Step 5 Self-assessment exercises: express concepts and ideas in your own words
5.1 Task 1: Summarising ideas
This task is designed to see if you can summarise ideas from course materials in your own words. Re-read the text ‘Whose health is it anyway’ in the previous section.
Now answer the following question in your own words:
What factors can be seen to affect health?
(Write about 175 words.)
Compare your answer with these sample answers. Which is most like yours?
An increasing interest in health appears to be shared by all of us: individuals, health professionals and government agencies. Smith and Goldblatt (2004) observe that information on health is readily available in the media and in books. Suggestions for improving individuals' health include dietary advice, food supplements and exercise. This advice implies that individuals can take responsibility for their own health by improving their lifestyles.
On the other hand, information from the same sources also mentions that factors which are not within our control can affect our health, such as atmospheric pollution. Medical discoveries indicate that genetic structures – which again are not within our individual control – are responsible for causing disease.
Smith and Goldblatt (2004) suggest that this debate over who or what is responsible for health and illness matters for individuals and also for society because there are moral, economic and policy implications, e.g. the amount of spending on health and time lost to the economy through ill health.
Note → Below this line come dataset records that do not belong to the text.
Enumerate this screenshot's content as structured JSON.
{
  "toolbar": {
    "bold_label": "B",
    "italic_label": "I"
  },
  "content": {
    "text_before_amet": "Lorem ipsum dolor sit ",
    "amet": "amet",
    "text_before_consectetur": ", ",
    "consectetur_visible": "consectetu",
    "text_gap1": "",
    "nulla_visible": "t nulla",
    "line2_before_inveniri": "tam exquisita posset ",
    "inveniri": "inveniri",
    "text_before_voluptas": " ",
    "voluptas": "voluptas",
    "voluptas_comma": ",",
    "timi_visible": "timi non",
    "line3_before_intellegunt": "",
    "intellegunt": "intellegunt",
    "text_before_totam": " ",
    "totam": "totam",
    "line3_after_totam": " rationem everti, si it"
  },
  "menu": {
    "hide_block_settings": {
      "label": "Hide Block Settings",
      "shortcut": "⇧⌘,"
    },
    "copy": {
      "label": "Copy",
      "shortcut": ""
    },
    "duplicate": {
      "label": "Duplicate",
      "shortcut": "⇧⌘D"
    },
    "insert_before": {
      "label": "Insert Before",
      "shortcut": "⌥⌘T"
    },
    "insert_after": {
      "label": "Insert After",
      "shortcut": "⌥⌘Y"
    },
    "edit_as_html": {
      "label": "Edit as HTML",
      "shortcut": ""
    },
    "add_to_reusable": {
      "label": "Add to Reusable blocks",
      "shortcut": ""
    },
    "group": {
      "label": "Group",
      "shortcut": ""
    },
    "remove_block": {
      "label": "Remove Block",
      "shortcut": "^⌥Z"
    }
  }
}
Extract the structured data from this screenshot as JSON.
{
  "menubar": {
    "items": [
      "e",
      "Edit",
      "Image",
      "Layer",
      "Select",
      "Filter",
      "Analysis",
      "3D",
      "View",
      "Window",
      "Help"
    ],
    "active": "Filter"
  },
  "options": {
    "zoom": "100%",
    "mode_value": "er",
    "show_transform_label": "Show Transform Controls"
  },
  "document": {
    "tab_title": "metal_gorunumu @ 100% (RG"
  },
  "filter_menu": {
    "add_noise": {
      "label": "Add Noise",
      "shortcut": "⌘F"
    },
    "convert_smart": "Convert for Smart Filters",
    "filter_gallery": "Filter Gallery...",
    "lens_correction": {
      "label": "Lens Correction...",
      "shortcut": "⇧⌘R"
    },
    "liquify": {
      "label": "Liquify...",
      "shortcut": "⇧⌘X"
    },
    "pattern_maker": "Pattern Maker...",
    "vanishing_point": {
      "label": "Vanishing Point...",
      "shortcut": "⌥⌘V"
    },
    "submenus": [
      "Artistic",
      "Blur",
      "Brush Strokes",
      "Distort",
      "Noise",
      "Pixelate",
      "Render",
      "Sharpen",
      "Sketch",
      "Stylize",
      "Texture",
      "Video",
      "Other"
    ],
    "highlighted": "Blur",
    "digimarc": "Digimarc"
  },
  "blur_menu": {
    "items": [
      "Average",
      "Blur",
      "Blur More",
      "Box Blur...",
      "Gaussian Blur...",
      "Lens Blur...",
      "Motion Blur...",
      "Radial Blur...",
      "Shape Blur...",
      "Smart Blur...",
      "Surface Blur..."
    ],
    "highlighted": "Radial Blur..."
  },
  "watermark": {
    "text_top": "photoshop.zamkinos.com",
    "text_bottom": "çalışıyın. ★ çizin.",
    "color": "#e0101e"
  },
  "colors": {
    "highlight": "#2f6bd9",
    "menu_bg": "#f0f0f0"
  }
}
It seems that a complex set of factors involving individual as well as social and biological factors affect our health.
Health seems to be very important to all of us. We come across a lot of advice on health in the media, and all of us, including doctors, health care workers and the government, take health issues very seriously. There is important information on what vitamins to take, what to eat, and how much to exercise so that we can lead a healthy lifestyle. We should also avoid pollution and genetically engineered foods and not get too stressed. It is important for individuals to look after themselves. This is quite expensive and in Britain 7 per cent of the Gross Domestic Product is spent on health care.
Health seems to play an increasing role in our everyday lives. It is difficult to pick up a newspaper or magazine, listen to the television or radio, or visit a bookshop without seeing a lot of information on health or exhortations to avoid certain foods, take certain vitamins or minerals and take regular exercise. Everyone is concerned with health. We can influence the extent to which we enjoy good health through the food we eat, the exercise we take (or don't take), the ‘good’ or ‘bad’ habits we have.
However, despite this rhetoric of responsibility for oneself, a close look at the same sources tells us that atmospheric pollution is a major problem. Many sources also suggest that feelings of being uneasy with ourselves and the stresses and strains of everyday life cause many illnesses.
In Britain, around 7 per cent of the Gross Domestic Product (an indicator of the nation's income) is spent on health care services, whilst working time lost through illness places pressure on business and other organisations.
Answer 1 is the most effective answer. It covers the main points and tries to show what the debate is about and how it links to the question. The writer has presented the material in his or her own words, rather than copying directly from the course materials. The writer has also acknowledged the source of their ideas and information by referring to the writers of the materials – Smith and Goldblatt (2004).
Answer 2 is a little better than Answer 3 in that the writer has tried to express ideas in his or her own words. However, the writer presents these points in a fairly unstructured way and misses out some points about the debate regarding responsibility for health. He or she has not acknowledged the source of the ideas or information.
Answer 3 covers the main points. However, in many places the writer has copied the exact words from the course materials and has not acknowledged the source of the ideas or information.